Elective recovery plan at risk as inflation and workforce shortages take their toll

17 November 2022 Steve Brown

At the start of the Covid-19 pandemic the NHS had not met its standard for elective care for four years nor its full set of eight standards for cancer services for six years. And the pandemic has exacerbated problems with the waiting list for elective care growing from 4.4 million in February 2020 to more than seven million now. Workforce shortages and pressures in social care have made major contributions to the worsening position.Meg.Hillier L

The financial watchdog’s report – Managing NHS backlogs and waiting times in England – said that the NHS England plan to increase elective activity to 129% of 2019/20 levels by 2024/25 would be a historic achievement, given it previously took five years to increase activity by 18%. And even then, it was ‘unclear’ that the 129% level would be sufficient to meet all the commitments in NHS England’s recovery plan, published in February this year.

Meg Hillier (pictured), chair of the Commons Public Accounts Committee described backlog recovery as a ‘monumental challenge’ and said the committee had previously warned the government against over-optimistic plans.

‘The NAO’s latest report shows that NHS England’s recovery programme for elective and cancer care is very ambitious, reliant on innovative but relatively untested approaches, and already falling short of expectations,’ she said. ‘Patients will continue to suffer the consequences if NHS England doesn’t act now to improve its management of the programme.’

That recovery plan focuses on eliminating the longest waits. So, by March 2025, no patient should have been waiting more than 52 weeks for elective care, and by March 2023 waiting times for urgent GP referrals for cancer care should have returned to the pre-pandemic level. While these targets would be a significant improvement on current performance, they are a long way short of the standards for waiting times set in NHS regulations. For example, the target for elective care is 18 weeks.

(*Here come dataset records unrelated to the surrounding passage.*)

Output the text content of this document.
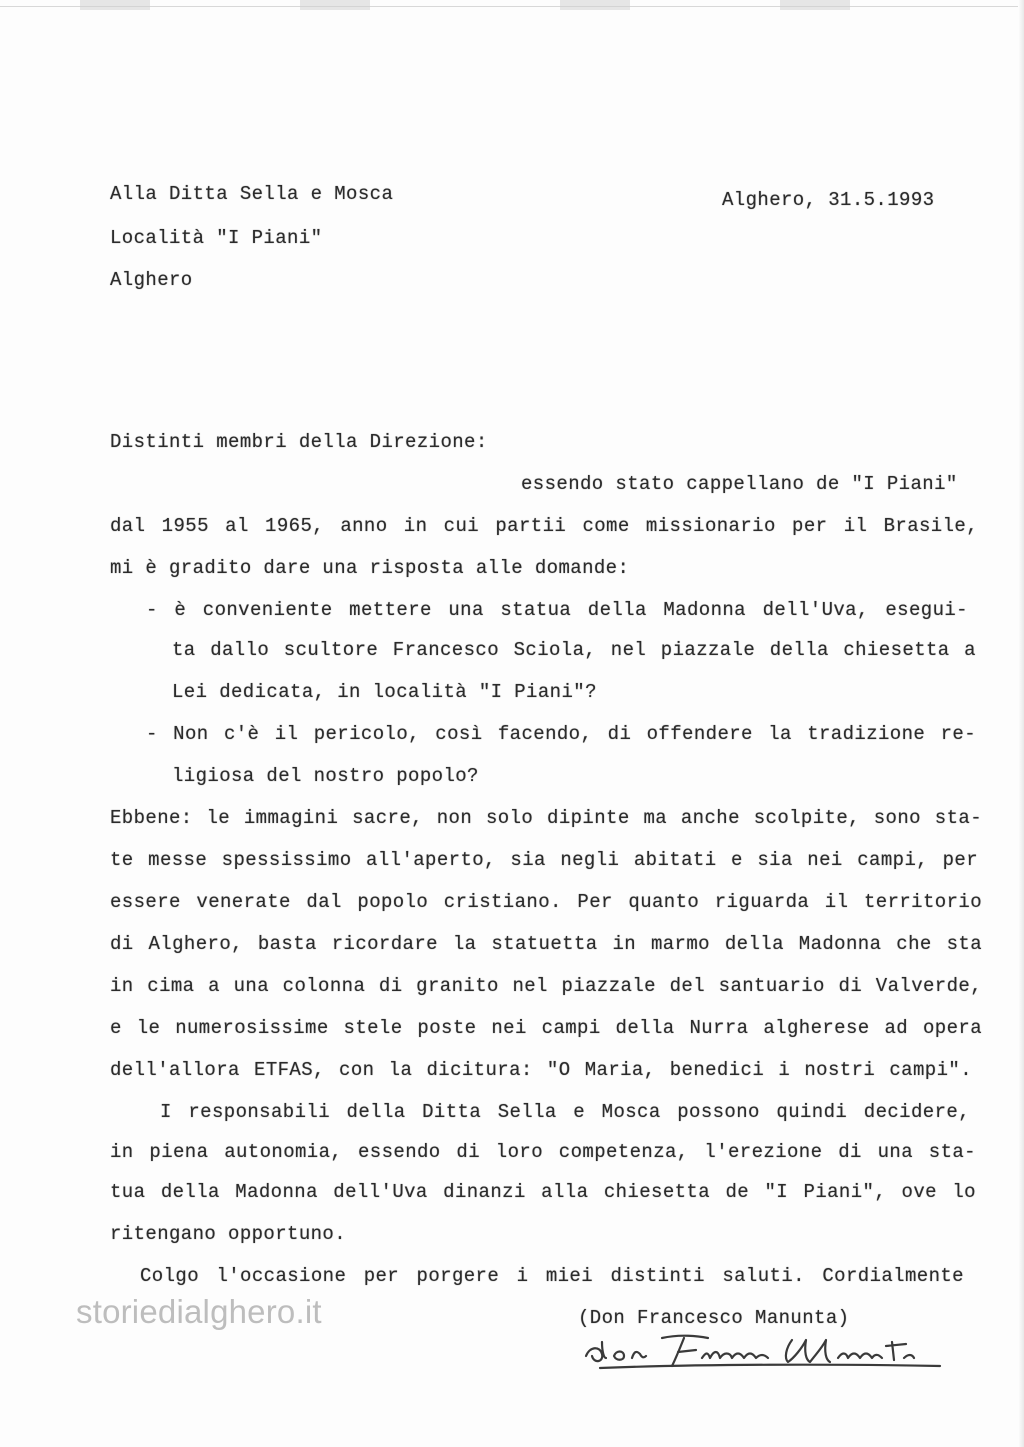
Alla Ditta Sella e Mosca
Località "I Piani"
Alghero
Alghero, 31.5.1993
Distinti membri della Direzione:
essendo stato cappellano de "I Piani"
dal 1955 al 1965, anno in cui partii come missionario per il Brasile,
mi è gradito dare una risposta alle domande:
- è conveniente mettere una statua della Madonna dell'Uva, esegui-
ta dallo scultore Francesco Sciola, nel piazzale della chiesetta a
Lei dedicata, in località "I Piani"?
- Non c'è il pericolo, così facendo, di offendere la tradizione re-
ligiosa del nostro popolo?
Ebbene: le immagini sacre, non solo dipinte ma anche scolpite, sono sta-
te messe spessissimo all'aperto, sia negli abitati e sia nei campi, per
essere venerate dal popolo cristiano. Per quanto riguarda il territorio
di Alghero, basta ricordare la statuetta in marmo della Madonna che sta
in cima a una colonna di granito nel piazzale del santuario di Valverde,
e le numerosissime stele poste nei campi della Nurra algherese ad opera
dell'allora ETFAS, con la dicitura: "O Maria, benedici i nostri campi".
I responsabili della Ditta Sella e Mosca possono quindi decidere,
in piena autonomia, essendo di loro competenza, l'erezione di una sta-
tua della Madonna dell'Uva dinanzi alla chiesetta de "I Piani", ove lo
ritengano opportuno.
Colgo l'occasione per porgere i miei distinti saluti. Cordialmente
(Don Francesco Manunta)
storiedialghero.it
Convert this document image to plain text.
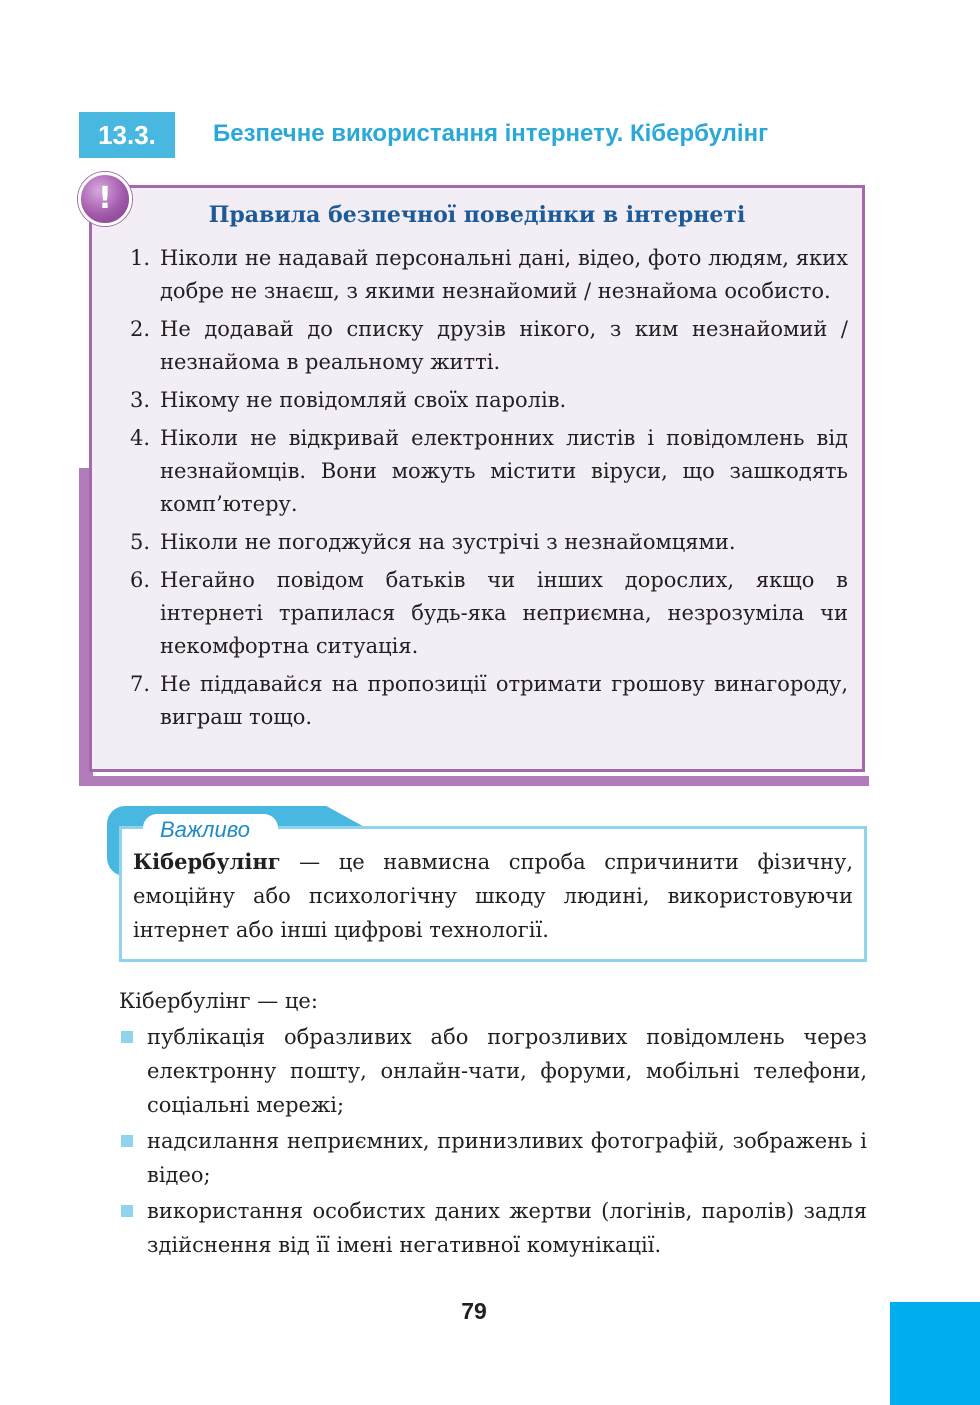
13.3.	Безпечне використання інтернету. Кібербулінг
!	Правила безпечної поведінки в інтернеті
1. Ніколи не надавай персональні дані, відео, фото людям, яких добре не знаєш, з якими незнайомий / незнайома особисто.
2. Не додавай до списку друзів нікого, з ким незнайомий / незнайома в реальному житті.
3. Нікому не повідомляй своїх паролів.
4. Ніколи не відкривай електронних листів і повідомлень від незнайомців. Вони можуть містити віруси, що зашкодять комп’ютеру.
5. Ніколи не погоджуйся на зустрічі з незнайомцями.
6. Негайно повідом батьків чи інших дорослих, якщо в інтернеті трапилася будь-яка неприємна, незрозуміла чи некомфортна ситуація.
7. Не піддавайся на пропозиції отримати грошову винагороду, виграш тощо.
Важливо
Кібербулінг — це навмисна спроба спричинити фізичну, емоційну або психологічну шкоду людині, використовуючи інтернет або інші цифрові технології.
Кібербулінг — це:
публікація образливих або погрозливих повідомлень через електронну пошту, онлайн-чати, форуми, мобільні телефони, соціальні мережі;
надсилання неприємних, принизливих фотографій, зображень і відео;
використання особистих даних жертви (логінів, паролів) задля здійснення від її імені негативної комунікації.
79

To be on course for the 129% target, the NHS needs to deliver 102% of 2019/20 levels of patients treated this year (measured in completed elective pathways). But in the first five months of the year, it had delivered just 95% of activity compared with the same months in the baseline year. Using a metric of value-based activity – which factors in the different costs of different types of elective activity – systems would need to deliver 104% of the 2019/20 level. However, in their plans, 26 of the 42 integrated care systems signalled that they would not reach this target.

Systems have been incentivised to exceed target levels of activity using the elective recovery fund and the variable element in the new aligned payment and incentive payment scheme. However, the scheme could also see funding withdrawn for underperformance. The NAO said that uncertainty about whether money could be lost later in the year might even be further inhibiting progress with elective recovery. Systems may be reluctant to pass all the work they could to independent sector providers as this work would need to be paid for even if funding available to cover it was subsequently clawed back.

The government allocated £14bn specifically to the recovery plan in the October 2021 Budget. This included £8bn for revenue spending and £5.9bn for capital between the years 2022-23 and 2024-25. However, inflation has eroded both the specific elective recovery funding and the wider planned increases in the NHS England budget.

The report also highlighted concerns with a 16% drop in productivity since before the pandemic. Some of this was related to increased sickness absence and infection control measures. But an internal NHS England review had also identified a range of other causes including reduced willingness to work paid or unpaid overtime.

Gareth Davies, head of the NAO, said there were significant risks to the delivery of the recovery plan. ‘The NHS faces workforce shortages and inflationary pressures, and it will need to be agile in responding as the results of different initiatives in the recovery programme emerge,’ he said.

The watchdog called on NHS England to improve its reporting indicators with new measures to take account of key risks and critical enablers such as workforce availability. The major elective recovery programmes should be independently evaluated to develop an evidence base for what works.  And it called for a review of recovery targets and trajectories in the first quarter of 2022/23. This would determine the need for any adjustments and how to allocate future funding.Matthew.Taylor l

It also asked NHS England to publish a report next year on the progress being made with the recovery programme and to consider publishing this annually. And then the Department of Health and Social Care and NHS England should develop a long-term plan for returning to the published waiting time standards.

Matthew Taylor (pictured), chief executive of the NHS Confederation, said the government needed to act quickly. ‘This is really concerning for frontline staff, who have worked very hard to make sure that virtually everyone who had been waiting for two or more years for a planned procedure got one before the government’s July target, he said. ‘With winter on the horizon and without more support, they simply don’t have the time or capacity to do more.’

Nuffield Trust deputy director of research Sarah Scobie said the report depicted ‘an NHS on its knees’, trying to address the backlog in the face of huge pressures everywhere else. ‘The urgent care system is at breaking point, with ambulances backed up outside hospitals and major problems in discharging patients into their own homes or care homes,' she said. 'The NAO report offers the right mix of solutions and proposals to tackle the backlog. But doing this in the face of such knotty and persistent problems will be no easy feat.’